Network partitioning

I tried to train real-esrgan on my dataset with a single GPU, but couldn’t due to GPU memory limitation.
However, the machine I am running this model on has multiple GPUs, so I considered partitioning the model and training sub-networks in multiple GPUs. Here is the code I used:

class SRResNet(nn.Module):

    def __init__(self, img_feat = 1, n_feats = 64, kernel_size = 3, num_block = 16, act = nn.PReLU(), scale=4):
        super(SRResNet, self).__init__()

        self.conv01 = conv(in_channel = img_feat, out_channel = n_feats, kernel_size = 9, BN = False, act = act).to('cuda:0')

        resblocks = [ResBlock(channels = n_feats, kernel_size = 3, act = act) for _ in range(int(num_block/2))]
        self.body1 = nn.Sequential(*resblocks).to('cuda:0')
        self.body2 = nn.Sequential(*resblocks).to('cuda:1')

        self.conv02 = conv(in_channel = n_feats, out_channel = n_feats, kernel_size = 3, BN = True, act = None).to('cuda:1')

        self.last_conv = conv(in_channel = n_feats, out_channel = img_feat, kernel_size = 3, BN = False, act = nn.Tanh()).to('cuda:1')

    def forward(self, x):

        x = self.conv01(x)
        _skip_connection = x.to('cuda:0')

        x = self.body1(x)
        x = self.body2(x.to('cuda:1'))
        x = self.conv02(x)
        copy_connection = _skip_connection.to('cuda:1')
        feat = x + copy_connection

        x = self.last_conv(feat)

        return x

I load SRResNet like:

model = SRResNet()

I don’t move the network to any specific device since I specified each layer’s device in the network implementation.

I also load my input tensor on gpu0 and my ground truth on gpu1.
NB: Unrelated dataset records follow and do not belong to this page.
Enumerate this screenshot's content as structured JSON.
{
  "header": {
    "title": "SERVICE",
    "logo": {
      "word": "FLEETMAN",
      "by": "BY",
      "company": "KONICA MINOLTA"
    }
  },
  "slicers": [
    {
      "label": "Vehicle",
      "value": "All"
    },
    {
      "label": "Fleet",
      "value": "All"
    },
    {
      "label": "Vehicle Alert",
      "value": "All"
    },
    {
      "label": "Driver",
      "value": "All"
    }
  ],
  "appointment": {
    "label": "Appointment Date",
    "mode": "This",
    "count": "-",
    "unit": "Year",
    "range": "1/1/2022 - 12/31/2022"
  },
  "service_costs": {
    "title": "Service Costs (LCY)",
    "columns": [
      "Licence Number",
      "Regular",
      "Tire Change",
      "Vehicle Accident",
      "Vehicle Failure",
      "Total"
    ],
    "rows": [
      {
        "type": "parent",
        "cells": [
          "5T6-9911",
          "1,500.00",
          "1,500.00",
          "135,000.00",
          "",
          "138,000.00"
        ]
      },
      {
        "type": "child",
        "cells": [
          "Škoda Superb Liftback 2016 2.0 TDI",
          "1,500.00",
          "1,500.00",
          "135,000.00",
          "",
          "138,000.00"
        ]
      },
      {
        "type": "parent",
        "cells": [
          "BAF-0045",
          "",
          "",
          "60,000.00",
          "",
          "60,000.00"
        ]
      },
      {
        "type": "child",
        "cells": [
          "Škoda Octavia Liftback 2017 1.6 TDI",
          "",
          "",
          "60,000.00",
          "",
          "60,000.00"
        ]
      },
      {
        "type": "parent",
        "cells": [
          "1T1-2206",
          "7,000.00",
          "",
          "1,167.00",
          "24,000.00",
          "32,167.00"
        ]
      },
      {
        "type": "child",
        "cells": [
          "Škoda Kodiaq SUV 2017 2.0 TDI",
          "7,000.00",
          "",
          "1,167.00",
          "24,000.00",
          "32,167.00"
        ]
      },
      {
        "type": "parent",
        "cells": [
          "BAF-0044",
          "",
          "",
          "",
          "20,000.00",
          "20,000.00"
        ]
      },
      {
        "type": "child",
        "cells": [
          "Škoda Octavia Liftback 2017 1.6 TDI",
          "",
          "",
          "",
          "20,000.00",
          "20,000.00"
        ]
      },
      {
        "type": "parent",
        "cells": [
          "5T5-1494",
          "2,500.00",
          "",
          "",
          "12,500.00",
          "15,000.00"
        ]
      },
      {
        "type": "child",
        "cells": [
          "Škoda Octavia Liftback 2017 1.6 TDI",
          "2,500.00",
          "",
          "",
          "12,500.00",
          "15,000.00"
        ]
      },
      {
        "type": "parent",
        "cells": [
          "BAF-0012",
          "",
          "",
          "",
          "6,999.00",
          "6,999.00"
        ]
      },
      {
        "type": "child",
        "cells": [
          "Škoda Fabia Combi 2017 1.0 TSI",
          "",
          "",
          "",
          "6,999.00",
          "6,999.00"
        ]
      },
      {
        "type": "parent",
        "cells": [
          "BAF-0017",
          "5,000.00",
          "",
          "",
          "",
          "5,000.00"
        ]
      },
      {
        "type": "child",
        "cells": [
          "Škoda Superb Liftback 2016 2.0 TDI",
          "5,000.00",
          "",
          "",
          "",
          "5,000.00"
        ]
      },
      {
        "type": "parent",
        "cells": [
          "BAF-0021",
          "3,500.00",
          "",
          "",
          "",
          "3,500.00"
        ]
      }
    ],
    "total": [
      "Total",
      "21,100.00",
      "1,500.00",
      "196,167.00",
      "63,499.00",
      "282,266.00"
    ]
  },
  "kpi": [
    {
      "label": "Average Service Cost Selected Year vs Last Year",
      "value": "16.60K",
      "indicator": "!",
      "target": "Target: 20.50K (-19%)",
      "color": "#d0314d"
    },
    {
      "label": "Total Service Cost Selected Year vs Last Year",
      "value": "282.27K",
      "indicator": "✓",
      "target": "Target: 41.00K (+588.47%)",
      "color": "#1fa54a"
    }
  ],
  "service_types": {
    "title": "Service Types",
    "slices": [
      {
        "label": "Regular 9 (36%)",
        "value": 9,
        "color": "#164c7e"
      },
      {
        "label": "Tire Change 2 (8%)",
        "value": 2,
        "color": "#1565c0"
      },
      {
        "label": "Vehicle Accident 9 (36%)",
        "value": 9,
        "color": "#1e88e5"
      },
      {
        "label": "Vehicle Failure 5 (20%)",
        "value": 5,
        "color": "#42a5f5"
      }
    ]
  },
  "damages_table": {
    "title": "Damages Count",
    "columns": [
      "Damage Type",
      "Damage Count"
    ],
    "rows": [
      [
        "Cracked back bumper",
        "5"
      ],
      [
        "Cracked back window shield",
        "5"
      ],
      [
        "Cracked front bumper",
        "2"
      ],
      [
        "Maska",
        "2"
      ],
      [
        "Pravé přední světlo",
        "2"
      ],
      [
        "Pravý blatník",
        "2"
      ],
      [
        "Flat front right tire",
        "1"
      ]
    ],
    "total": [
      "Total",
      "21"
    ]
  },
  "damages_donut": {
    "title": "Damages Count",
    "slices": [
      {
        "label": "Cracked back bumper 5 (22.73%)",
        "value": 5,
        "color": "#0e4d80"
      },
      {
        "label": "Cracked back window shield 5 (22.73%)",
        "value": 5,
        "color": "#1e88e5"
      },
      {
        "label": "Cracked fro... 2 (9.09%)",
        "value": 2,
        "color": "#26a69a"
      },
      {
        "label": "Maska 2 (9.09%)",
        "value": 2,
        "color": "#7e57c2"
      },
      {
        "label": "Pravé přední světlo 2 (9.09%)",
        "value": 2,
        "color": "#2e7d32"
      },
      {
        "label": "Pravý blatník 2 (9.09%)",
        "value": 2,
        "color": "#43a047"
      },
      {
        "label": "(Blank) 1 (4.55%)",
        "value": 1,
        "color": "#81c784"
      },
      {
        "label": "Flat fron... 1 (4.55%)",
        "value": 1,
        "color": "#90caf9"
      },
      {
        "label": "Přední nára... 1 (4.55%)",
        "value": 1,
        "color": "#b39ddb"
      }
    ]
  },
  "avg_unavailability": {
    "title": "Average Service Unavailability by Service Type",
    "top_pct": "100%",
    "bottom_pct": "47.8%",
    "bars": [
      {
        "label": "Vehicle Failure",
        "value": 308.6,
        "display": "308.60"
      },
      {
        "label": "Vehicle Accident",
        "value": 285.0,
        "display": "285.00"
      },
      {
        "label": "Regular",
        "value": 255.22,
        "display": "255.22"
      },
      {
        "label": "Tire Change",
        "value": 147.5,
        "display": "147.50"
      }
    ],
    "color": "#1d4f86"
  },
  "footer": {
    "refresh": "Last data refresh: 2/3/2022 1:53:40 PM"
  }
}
I get the following error in the forward function:

RuntimeError: Expected all tensors to be on the same device, but found at least two devices, cuda:0 and cuda:1! (when checking argument for argument weight in method wrapper__prelu)

Any ideas on how to train this network on multiple GPUs?

The error points to PReLU which is the default act argument and used in:

self.conv01 = conv(in_channel = img_feat, out_channel = n_feats, kernel_size = 9, BN = False, act = act).to('cuda:0')

as well as:

resblocks = [ResBlock(channels = n_feats, kernel_size = 3, act = act) for _ in range(int(num_block/2))]
        self.body1 = nn.Sequential(*resblocks).to('cuda:0')
        self.body2 = nn.Sequential(*resblocks).to('cuda:1')

Based on this code the second one looks wrong as you are using references to resblock while I assume you want to create different instances:

resblocks = [nn.Linear(10, 10)]
body1 = nn.Sequential(*resblocks).to('cpu')
print(body1[0].weight.device)
# cpu
print(resblocks[0].weight.device)
# cpu

body2 = nn.Sequential(*resblocks).to('cuda')
print(body1[0].weight.device)
# cuda:0
print(body2[0].weight.device)
# cuda:0
print(resblocks[0].weight.device)
# cuda:0

Here you can see that both self.bodyX modules will reuse the same resblock and the second to() operation will thus also move self.body1 to cuda:1.